L’IA au service de la fertilité : un couple conçoit après 18 ans d’infertilité grâce à une technologie inédite

Un couple infertile depuis près de deux décennies attend aujourd’hui son premier enfant grâce à un système d’intelligence artificielle développé au Columbia University Fertility Center. C’est ce que rapporte le site de la chaîne CNN Health, qui détaille comment cette technologie, baptisée STAR, a permis d’identifier des spermatozoïdes invisibles à l’œil humain dans un cas d’azoospermie, une cause fréquente d’infertilité masculine.

Le couple, qui a souhaité garder l’anonymat, avait tenté plusieurs fécondations in vitro (FIV) dans des centres spécialisés à travers le monde, sans succès. L’homme est atteint d’azoospermie, une pathologie rare dans laquelle aucun spermatozoïde n’est détectable dans l’éjaculat, malgré un aspect normal du sperme. La seule option restait jusqu’ici une biopsie testiculaire, invasive et douloureuse, ou le recours à un don de sperme.

Mais au Columbia University Fertility Center, une nouvelle technologie a changé la donne. « Après tant de déceptions, nous avons essayé sans trop y croire », confie l’épouse dans un message transmis par l’équipe médicale. Grâce au système STAR (Sperm Tracking and Recovery), trois spermatozoïdes ont pu être repérés dans un échantillon de sperme, récupérés et utilisés pour féconder les ovocytes de la patiente via une FIV. La grossesse a été confirmée, avec un accouchement prévu en décembre.

Le Pr Zev Williams, directeur du centre de fertilité et responsable du développement de STAR, affirme que cette technologie est appelée à transformer radicalement la prise en charge de l’infertilité masculine : « Des embryologistes expérimentés avaient examiné l’échantillon sans rien trouver. En une heure, l’IA a identifié 44 spermatozoïdes. C’est un bouleversement. »
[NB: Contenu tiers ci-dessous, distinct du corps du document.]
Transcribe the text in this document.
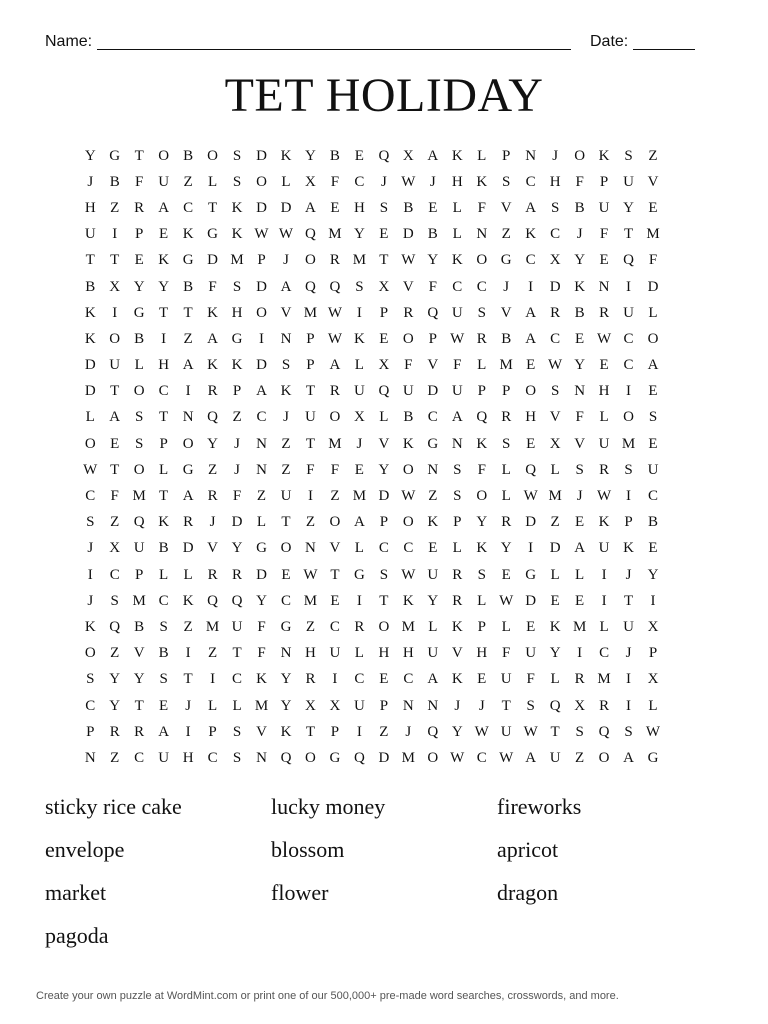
Name:	Date:
TET HOLIDAY
Y G T O B O S D K Y B E Q X A K L	P N	J	O K S	Z
J	B	F U Z	L	S O L X F	C	J W J	H K S	C H F	P U V
H Z R A C T K D D A E H S	B E	L	F V A S	B U Y E
U	I	P	E K G K W W Q M Y E D B L N Z K C	J	F	T M
T	T	E K G D M P	J	O R M T W Y K O G C X Y E Q F
B X Y Y B	F	S D A Q Q S X V F	C C	J	I	D K N	I	D
K	I	G T	T K H O V M W I	P	R Q U S V A R B R U L
K O B	I	Z A G	I	N P W K E O P W R B A C E W C O
D U L H A K K D S	P A L X F V F	L M E W Y E C A
D T O C	I	R	P A K T R U Q U D U P	P O S N H	I	E
L A S	T N Q Z C	J	U O X L B C A Q R H V F	L O S
O E	S	P O Y	J	N Z	T M J	V K G N K S	E X V U M E
W T O L G Z	J	N Z	F	F	E Y O N S	F	L Q L	S	R	S U
C	F M T A R	F	Z U	I	Z M D W Z	S O L W M J W I	C
S	Z Q K R	J	D L	T	Z O A P O K P Y R D Z	E K P	B
J	X U B D V Y G O N V L C C E	L K Y	I	D A U K E
I	C	P	L	L R R D E W T G S W U R	S	E G L	L	I	J	Y
J	S M C K Q Q Y C M E	I	T K Y R L W D E	E	I	T	I
K Q B	S	Z M U F G Z C R O M L K P	L	E K M L U X
O Z V B	I	Z	T	F N H U L H H U V H F U Y	I	C	J	P
S Y Y S	T	I	C K Y R	I	C E C A K E U F	L R M	I	X
C Y T	E	J	L	L M Y X X U P N N	J	J	T	S Q X R	I	L
P	R R A	I	P	S V K T	P	I	Z	J	Q Y W U W T	S Q S W
N Z C U H C	S N Q O G Q D M O W C W A U Z O A G
sticky rice cake	lucky money	fireworks
envelope	blossom	apricot
market	flower	dragon
pagoda
Create your own puzzle at WordMint.com or print one of our 500,000+ pre-made word searches, crosswords, and more.
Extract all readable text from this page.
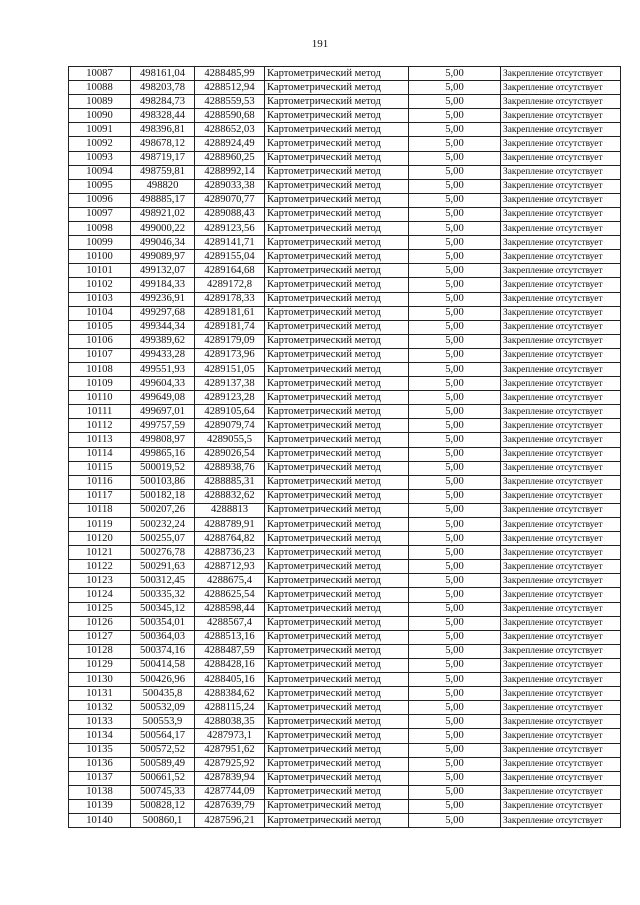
191
10087	498161,04	4288485,99	Картометрический метод	5,00	Закрепление отсутствует
10088	498203,78	4288512,94	Картометрический метод	5,00	Закрепление отсутствует
10089	498284,73	4288559,53	Картометрический метод	5,00	Закрепление отсутствует
10090	498328,44	4288590,68	Картометрический метод	5,00	Закрепление отсутствует
10091	498396,81	4288652,03	Картометрический метод	5,00	Закрепление отсутствует
10092	498678,12	4288924,49	Картометрический метод	5,00	Закрепление отсутствует
10093	498719,17	4288960,25	Картометрический метод	5,00	Закрепление отсутствует
10094	498759,81	4288992,14	Картометрический метод	5,00	Закрепление отсутствует
10095	498820	4289033,38	Картометрический метод	5,00	Закрепление отсутствует
10096	498885,17	4289070,77	Картометрический метод	5,00	Закрепление отсутствует
10097	498921,02	4289088,43	Картометрический метод	5,00	Закрепление отсутствует
10098	499000,22	4289123,56	Картометрический метод	5,00	Закрепление отсутствует
10099	499046,34	4289141,71	Картометрический метод	5,00	Закрепление отсутствует
10100	499089,97	4289155,04	Картометрический метод	5,00	Закрепление отсутствует
10101	499132,07	4289164,68	Картометрический метод	5,00	Закрепление отсутствует
10102	499184,33	4289172,8	Картометрический метод	5,00	Закрепление отсутствует
10103	499236,91	4289178,33	Картометрический метод	5,00	Закрепление отсутствует
10104	499297,68	4289181,61	Картометрический метод	5,00	Закрепление отсутствует
10105	499344,34	4289181,74	Картометрический метод	5,00	Закрепление отсутствует
10106	499389,62	4289179,09	Картометрический метод	5,00	Закрепление отсутствует
10107	499433,28	4289173,96	Картометрический метод	5,00	Закрепление отсутствует
10108	499551,93	4289151,05	Картометрический метод	5,00	Закрепление отсутствует
10109	499604,33	4289137,38	Картометрический метод	5,00	Закрепление отсутствует
10110	499649,08	4289123,28	Картометрический метод	5,00	Закрепление отсутствует
10111	499697,01	4289105,64	Картометрический метод	5,00	Закрепление отсутствует
10112	499757,59	4289079,74	Картометрический метод	5,00	Закрепление отсутствует
10113	499808,97	4289055,5	Картометрический метод	5,00	Закрепление отсутствует
10114	499865,16	4289026,54	Картометрический метод	5,00	Закрепление отсутствует
10115	500019,52	4288938,76	Картометрический метод	5,00	Закрепление отсутствует
10116	500103,86	4288885,31	Картометрический метод	5,00	Закрепление отсутствует
10117	500182,18	4288832,62	Картометрический метод	5,00	Закрепление отсутствует
10118	500207,26	4288813	Картометрический метод	5,00	Закрепление отсутствует
10119	500232,24	4288789,91	Картометрический метод	5,00	Закрепление отсутствует
10120	500255,07	4288764,82	Картометрический метод	5,00	Закрепление отсутствует
10121	500276,78	4288736,23	Картометрический метод	5,00	Закрепление отсутствует
10122	500291,63	4288712,93	Картометрический метод	5,00	Закрепление отсутствует
10123	500312,45	4288675,4	Картометрический метод	5,00	Закрепление отсутствует
10124	500335,32	4288625,54	Картометрический метод	5,00	Закрепление отсутствует
10125	500345,12	4288598,44	Картометрический метод	5,00	Закрепление отсутствует
10126	500354,01	4288567,4	Картометрический метод	5,00	Закрепление отсутствует
10127	500364,03	4288513,16	Картометрический метод	5,00	Закрепление отсутствует
10128	500374,16	4288487,59	Картометрический метод	5,00	Закрепление отсутствует
10129	500414,58	4288428,16	Картометрический метод	5,00	Закрепление отсутствует
10130	500426,96	4288405,16	Картометрический метод	5,00	Закрепление отсутствует
10131	500435,8	4288384,62	Картометрический метод	5,00	Закрепление отсутствует
10132	500532,09	4288115,24	Картометрический метод	5,00	Закрепление отсутствует
10133	500553,9	4288038,35	Картометрический метод	5,00	Закрепление отсутствует
10134	500564,17	4287973,1	Картометрический метод	5,00	Закрепление отсутствует
10135	500572,52	4287951,62	Картометрический метод	5,00	Закрепление отсутствует
10136	500589,49	4287925,92	Картометрический метод	5,00	Закрепление отсутствует
10137	500661,52	4287839,94	Картометрический метод	5,00	Закрепление отсутствует
10138	500745,33	4287744,09	Картометрический метод	5,00	Закрепление отсутствует
10139	500828,12	4287639,79	Картометрический метод	5,00	Закрепление отсутствует
10140	500860,1	4287596,21	Картометрический метод	5,00	Закрепление отсутствует
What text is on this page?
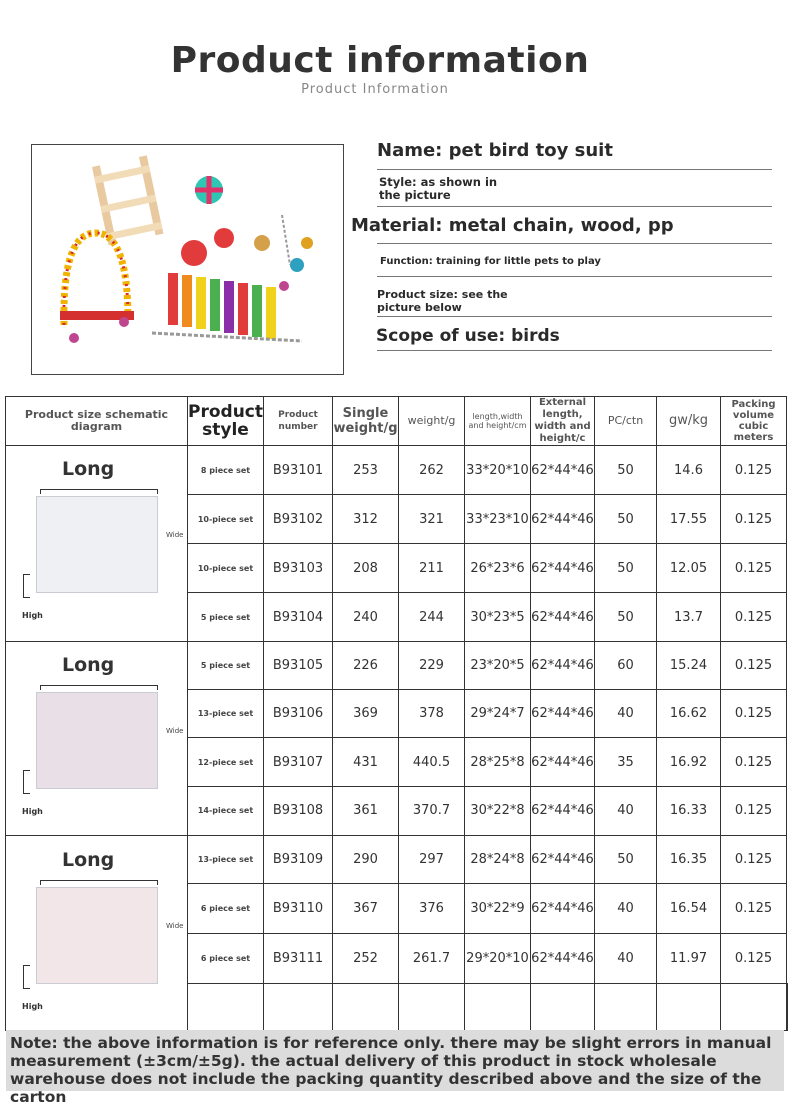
Product information
Product Information
Name: pet bird toy suit
Style: as shown in the picture
Material: metal chain, wood, pp
Function: training for little pets to play
Product size: see the picture below
Scope of use: birds
Product size schematic diagram	Product style	Product number	Single weight/g	weight/g	length,width and height/cm	External length, width and height/c	PC/ctn	gw/kg	Packing volume cubic meters	

Long
Wide
High	8 piece set	B93101	253	262	33*20*10	62*44*46	50	14.6	0.125	
	10-piece set	B93102	312	321	33*23*10	62*44*46	50	17.55	0.125	
	10-piece set	B93103	208	211	26*23*6	62*44*46	50	12.05	0.125	
	5 piece set	B93104	240	244	30*23*5	62*44*46	50	13.7	0.125	

Long
Wide
High	5 piece set	B93105	226	229	23*20*5	62*44*46	60	15.24	0.125	
	13-piece set	B93106	369	378	29*24*7	62*44*46	40	16.62	0.125	
	12-piece set	B93107	431	440.5	28*25*8	62*44*46	35	16.92	0.125	
	14-piece set	B93108	361	370.7	30*22*8	62*44*46	40	16.33	0.125	

Long
Wide
High	13-piece set	B93109	290	297	28*24*8	62*44*46	50	16.35	0.125	
	6 piece set	B93110	367	376	30*22*9	62*44*46	40	16.54	0.125	
	6 piece set	B93111	252	261.7	29*20*10	62*44*46	40	11.97	0.125	

Note: the above information is for reference only. there may be slight errors in manual measurement (±3cm/±5g). the actual delivery of this product in stock wholesale warehouse does not include the packing quantity described above and the size of the carton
Concrètement, le système STAR utilise une puce spécifique couplée à un microscope doté d’une caméra à haute vitesse. Plus de huit millions d’images sont capturées en moins d’une heure. L’algorithme, entraîné à reconnaître la morphologie du spermatozoïde, isole les cellules identifiées dans une microgoutte de milieu de culture, permettant leur récupération immédiate par les embryologistes.

« C’est comme chercher une aiguille dans mille bottes de foin, mais de manière douce, sans laser ni colorant, et sans altérer la viabilité du spermatozoïde », explique le Pr Williams.

© Columbia University Fertility Center

L’azoospermie toucherait environ 10 % des hommes infertiles. « La plupart des patients atteints sont en bonne santé et ont une fonction sexuelle normale. Le diagnostic est donc vécu comme un choc brutal », souligne le spécialiste.

Jusqu’à présent, les traitements reposaient sur des interventions testiculaires invasives ou des traitements hormonaux dans certains cas limités. Avec STAR, une nouvelle voie s’ouvre, moins lourde et potentiellement plus efficace. Le coût total de la procédure, incluant l’analyse et la congélation des spermatozoïdes, est estimé à environ 3 000 dollars.

D’autres experts se montrent néanmoins prudents. Sur le site de la chaîne CNN Health, le Pr Gianpiero Palermo, directeur de l’andrologie à la Weill Cornell Medicine et pionnier de l’injection intracytoplasmique de spermatozoïde (ICSI), appelle à la validation du système : « L’IA peut accélérer la détection, mais ne remplace pas l’expertise embryologique. Et dans certains cas, il n’y aura tout simplement pas de spermatozoïdes, quelle que soit la technologie utilisée. »

Le recours à l’intelligence artificielle ne se limite pas à la recherche de spermatozoïdes. La Dre Aimee Eyvazzadeh, endocrinologue de la reproduction à San Francisco, note que d’autres outils, comme Stork-A ou CHLOE, permettent d’évaluer la qualité ovocytaire ou embryonnaire, d’optimiser les protocoles de FIV et de prédire les chances de succès.

« L’IA nous aide à voir ce que nos yeux ne peuvent pas », souligne-t-elle. « Elle n’élimine pas le rôle de l’humain, elle le renforce. C’est là tout l’enjeu de la médecine reproductive du futur. »

Le système STAR est actuellement disponible uniquement au Columbia University Fertility Center, mais ses concepteurs prévoient de publier leurs résultats pour permettre à d’autres centres de l’adopter. Pour les couples confrontés à l’infertilité masculine, il pourrait bien représenter une nouvelle espérance, rendue possible par la convergence de l’expertise médicale et de l’intelligence artificielle.